Project Management

Conference Presentations

Statistical Process Control (SPC) for Software Inspections

Attempts to create user-friendly statistical process control (SPC) charts for software inspections often have
failed. A principle cause of these problems is the failure to recognize the asymmetric distributions of the
critical control variables, and to incorporate this fact into control chart design. This paper provides innovative guidelines for inspections SPC.

Don Porter, Motorola
Software Metrics "State of the Practice"

In this session, Peter Kulik presents the results of KLCI's third industry survey on software metrics usage conducted in the fourth quarter of 2000. Based on feedback from practitioners, you will explore topics such as metrics usage and best practices, tips to enhance metrics programs, strategies to implement and improve a metrics program, and tools favored to support metrics capture and analysis.

Peter Kulik, KLCI, Inc.
Effort Tracking Made Easy

Tracking effort is often a difficult cultural change to implement. Projects working toward Capability Maturity Model (CMM) Level two behaviors struggle with effort tracking for many reasons, including tool restrictions, resistance, and complicated processes. Lynn Cole shares insight and techniques that she has both successfully implemented and seen implemented by others. Discover the simple steps that you can take to start capturing and using effort data about a project.

Lynn Cole, Spherion Technology Architects
Managing Concurrent Software Releases in Development and Test

There is an ever-growing need to provide complex software products to customers on a short development schedule. Additionally, the customers need to be able to count on release dates for planning purposes. Instead of investing in an entirely new tool set that solves the configuration management issues associated with supporting concurrent development and support, existing tools can be used. This paper focuses on how to adapt and in some cases enhance an existing set of well-known tools to enable Lucent to excel in the market place. To this end, this project chose to implement the Fixed Interval Feature Delivery (FIFD) model of software development.

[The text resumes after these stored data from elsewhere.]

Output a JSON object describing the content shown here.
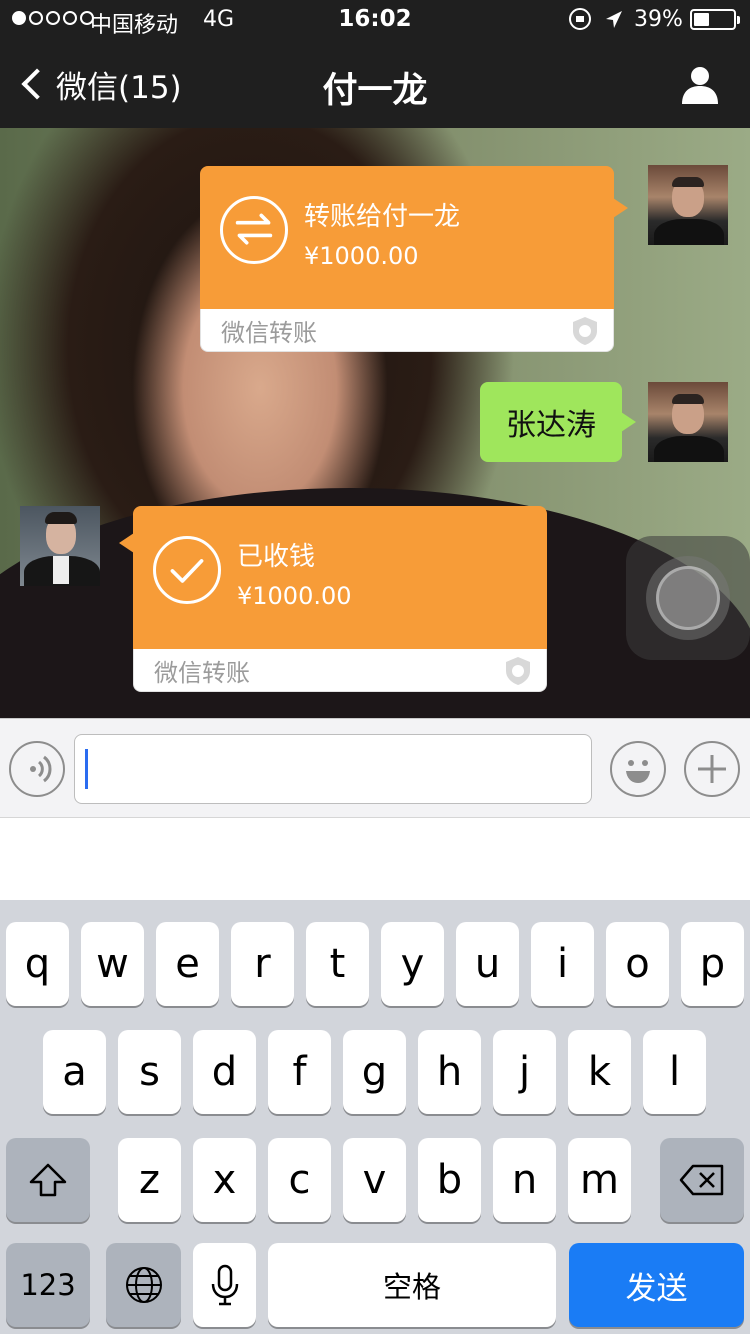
{
  "status_bar": {
    "carrier": "中国移动",
    "network": "4G",
    "time": "16:02",
    "battery": "39%"
  },
  "nav": {
    "back_label": "微信(15)",
    "title": "付一龙"
  },
  "messages": [
    {
      "type": "transfer",
      "sender": "me",
      "title": "转账给付一龙",
      "amount": "¥1000.00",
      "source": "微信转账",
      "icon": "transfer-arrows-icon"
    },
    {
      "type": "text",
      "sender": "me",
      "text": "张达涛"
    },
    {
      "type": "transfer",
      "sender": "friend",
      "title": "已收钱",
      "amount": "¥1000.00",
      "source": "微信转账",
      "icon": "checkmark-icon"
    }
  ],
  "input": {
    "value": ""
  },
  "keyboard": {
    "row1": [
      "q",
      "w",
      "e",
      "r",
      "t",
      "y",
      "u",
      "i",
      "o",
      "p"
    ],
    "row2": [
      "a",
      "s",
      "d",
      "f",
      "g",
      "h",
      "j",
      "k",
      "l"
    ],
    "row3": [
      "z",
      "x",
      "c",
      "v",
      "b",
      "n",
      "m"
    ],
    "mode_label": "123",
    "space_label": "空格",
    "send_label": "发送"
  },
  "colors": {
    "transfer_orange": "#f79c38",
    "text_bubble_green": "#9fe65c",
    "send_blue": "#1a7cf5",
    "caret_blue": "#2a6cf0"
  }
}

David Shinberg, Lucent Technologies
A Disciplined Approach to High Velocity Software Development

When faced with the challenge of shortening delivery cycles, the old economy manufacturing companies utilized disciplined quality techniques to reduce scrap and rework and improve productivity. Software developers in the new economy face a similar challenge to accelerate development to meet critical time-to-market business goals brought about by the Internet. Unfortunately, many are abandoning disciplined methods in lieu of a risky "hack and test" approach with potential disastrous consequences for customers and developers. Learn of one company's transformation from ad hoc development to a disciplined and quantitatively managed enterprise. Discover why such a transformation is absolutely essential for high velocity software development.

Girish Seshagiri, Advanced Information Services, Inc.
The Ritual of Retrospectives: Your First Best Tool for a Learning Organization

You've just finished your software release. You have signed off, and it's been shipped. You're done, right? No! The moment a project ends is the perfect time to reflect on the entire project to see what there is to learn-the unique moment when the project can be viewed in its entirety. You can look at the completion of your project as having "paid your tuition." So, now what are you going to learn from it? In this presentation, Norm Kerth explores the benefits, pitfalls, and experiences with this project management tool. Explore ways to use retrospection to improve future projects in your organization.

Norm Kerth, Elite Systems
Program Management vs. Project Management

When a company has multiple products that are related in some way, management may choose to group those projects together under a Program Manager. Although Program Management areas are similar to Project Management areas (i.e., scope, time, cost, quality, communication, and risk management), there is a distinct difference between the tasks performed. Learn the differences between these two areas. Explore the keys to become a successful Program Manager.

Dulcey Branch, Texas Utilities
When Your Developers Don't Work for You-How I Managed A Band of "Hackers"

The future of the development world lies with a bunch of skilled programmers living wherever they want, taking whichever projects they like, naming their price, and disappearing once the project is over. At many firms, that is already the reality. In this presentation, learn how one company effectively managed valuable but volatile people resources. Discover why process and formality are important, and why certain practices are indispensable for minimizing risk and keeping everyone happy.

Lee Fischman, Galorath, Inc.
The Impact of Team/Personal Software Processes

Several years ago, the Naval Oceanographic Office initiated its process improvement effort with Team Software Process (TSP) and Personal Software Process (PSP) as its foundation. Learn about the areas in which TSP/PSP made a significant impact on implementing change relating to the organization's CMM maturity level. Discover how the structure provided by TSP/PSP facilitated the implementation of a Quality Assurance program, and explore the major impact TSP/PSP had on the organization's ability to establish a baseline of historical project data.

Edward Battle, Naval Oceanographic Office
A New Approach for Estimating in e-Business Development

In order to control the costs and schedules of new eBusiness development projects, a revolution in estimation and the software lifecycle must take place. Learn how the Fixed-Time/Fixed-Price estimation model of delivering software provides you with more business benefit as it reduces the new development environment to duplicable, repeatable processes and more accurate costs and time projections. Discover how this new model can increase the delivery of projects on time-and on budget-by a factor of sixty to seventy percent!